PraisonAI CVE-2026-47391 - AI-Agent Exposure Leads a Low-Confidence GHSA Burst
Finding: PraisonAI CVE-2026-47391 A2A example exposes unauthenticated LLM eval path [UNCONFIRMED, single-source]
Confidence: Low/Unverified
Source: GitHub Advisory Database, GHSA-vg22-4gmj-prxw / CVE-2026-47391, from the 2026-05-30 evidence set. GHSA reports that a PraisonAI A2A example can reach eval-like execution paths without authentication. The evidence set records this as a fresh, non-excluded item with no ledger match, but the evidence is still single-source and should not be treated as confirmed exploitation.

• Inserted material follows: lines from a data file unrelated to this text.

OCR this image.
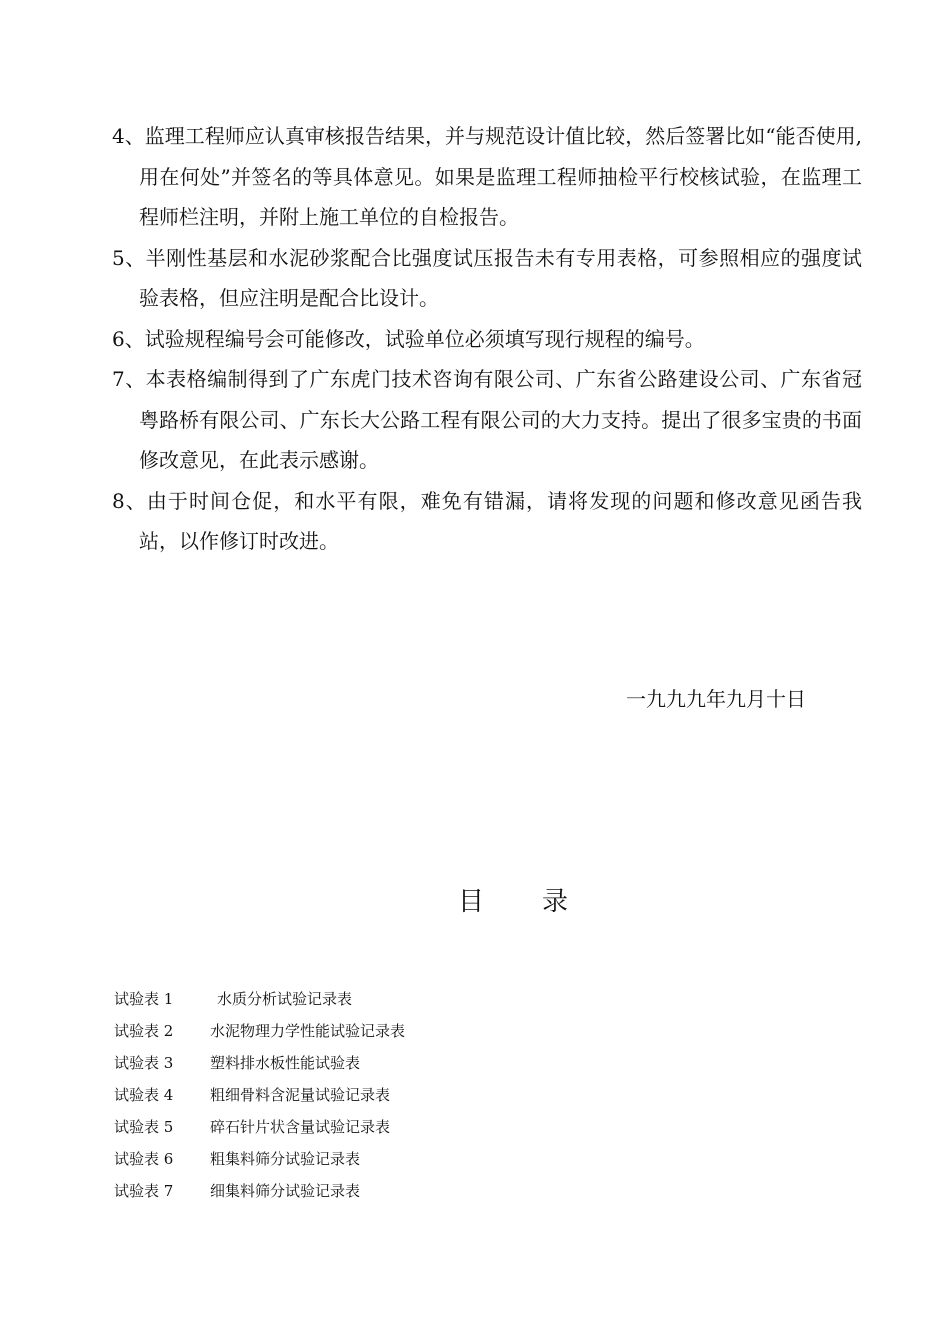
4、监理工程师应认真审核报告结果，并与规范设计值比较，然后签署比如“能否使用,用在何处”并签名的等具体意见。如果是监理工程师抽检平行校核试验，在监理工程师栏注明，并附上施工单位的自检报告。
5、半刚性基层和水泥砂浆配合比强度试压报告未有专用表格，可参照相应的强度试验表格，但应注明是配合比设计。
6、试验规程编号会可能修改，试验单位必须填写现行规程的编号。
7、本表格编制得到了广东虎门技术咨询有限公司、广东省公路建设公司、广东省冠粤路桥有限公司、广东长大公路工程有限公司的大力支持。提出了很多宝贵的书面修改意见，在此表示感谢。
8、由于时间仓促，和水平有限，难免有错漏，请将发现的问题和修改意见函告我站，以作修订时改进。
一九九九年九月十日
目 录
试验表 1	水质分析试验记录表
试验表 2 水泥物理力学性能试验记录表
试验表 3 塑料排水板性能试验表
试验表 4 粗细骨料含泥量试验记录表
试验表 5 碎石针片状含量试验记录表
试验表 6 粗集料筛分试验记录表
试验表 7 细集料筛分试验记录表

The practical question is exposure. If PraisonAI examples, demos or agent PoCs have been published outside a lab-only boundary, owners should check whether any A2A routes are reachable without authentication. This is not an incident claim; it is a targeted inventory and containment task.
Finding: PraisonAI CVE-2026-47398 loader path enables arbitrary code execution [UNCONFIRMED, single-source]
Confidence: Low/Unverified
Source: GitHub Advisory Database, GHSA-78r8-wwqv-r299 / CVE-2026-47398, from the 2026-05-30 evidence set. GHSA reports a PraisonAI loader path involving unguarded spec.loader.execmodule behaviour. The item is a first appearance in the evidence set and sits outside the exclusion ledger.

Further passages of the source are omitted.